In April 2002, Eddins Broadcasting Co., Inc., contracted to sell this station to Queen of Peace Radio, Inc. The deal was approved by the FCC on May 10, 2002, and the transaction was consummated on July 1, 2002. The new owners had the FCC assign this station the WMCJ call letters on September 20, 2002.

In March 2005, Queen of Peace Radio, Inc. (J. Christopher Williams, president) agreed to sell WMCJ to Williams Communications Inc. (Walton E. Williams Jr., president/director) for a reported sale price of $75,000. The deal was approved by the FCC on June 20, 2005, and the transaction was consummated on July 8, 2005. At the time of the sale, the station aired a Catholic radio format.

In May 2008, Williams Communications, Inc., applied to the FCC to transfer the license for this station to Walton E. Williams III. The deal was approved by the FCC on July 1, 2008, and the transaction was consummated on the same day.

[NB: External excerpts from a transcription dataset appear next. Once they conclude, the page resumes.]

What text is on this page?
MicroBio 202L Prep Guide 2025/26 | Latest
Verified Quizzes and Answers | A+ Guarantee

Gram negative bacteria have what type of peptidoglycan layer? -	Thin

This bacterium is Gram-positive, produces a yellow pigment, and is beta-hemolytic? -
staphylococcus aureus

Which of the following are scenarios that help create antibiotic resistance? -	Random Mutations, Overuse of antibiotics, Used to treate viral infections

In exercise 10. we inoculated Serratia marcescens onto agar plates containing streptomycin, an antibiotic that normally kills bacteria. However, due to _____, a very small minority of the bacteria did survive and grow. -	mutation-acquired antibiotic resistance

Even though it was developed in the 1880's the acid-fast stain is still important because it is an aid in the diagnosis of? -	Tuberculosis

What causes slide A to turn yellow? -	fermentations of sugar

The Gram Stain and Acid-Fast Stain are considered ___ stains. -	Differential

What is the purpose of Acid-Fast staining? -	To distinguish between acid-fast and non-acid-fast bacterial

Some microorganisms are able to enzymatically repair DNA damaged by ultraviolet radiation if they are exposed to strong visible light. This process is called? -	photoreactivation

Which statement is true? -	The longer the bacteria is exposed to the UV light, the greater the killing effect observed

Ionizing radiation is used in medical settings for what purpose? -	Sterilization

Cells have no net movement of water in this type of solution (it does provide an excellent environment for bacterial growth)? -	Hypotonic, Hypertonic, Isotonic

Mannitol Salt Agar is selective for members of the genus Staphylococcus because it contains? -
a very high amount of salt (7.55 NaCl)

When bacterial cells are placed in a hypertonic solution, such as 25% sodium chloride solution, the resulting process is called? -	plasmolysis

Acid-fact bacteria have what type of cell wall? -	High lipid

This change would prove short-lived as in mid-August 2008, Walton E. Williams III reached an agreement to sell WMCJ and sister station WFMH to Jimmy Dale Media LLC. The two stations sold for a reported total of $375,000. At the time of the sale, the station aired a gospel music format. The deal was approved by the FCC on October 6, 2008. On December 1, 2012, WMCJ went silent. On April 1, 2013, WMCJ returned to the air simulcasting the sports programming of WFMH.

Jimmy Dale Media surrendered the licenses of WMCJ and WFMH in September 2024. The FCC cancelled the station's license on October 1, 2024.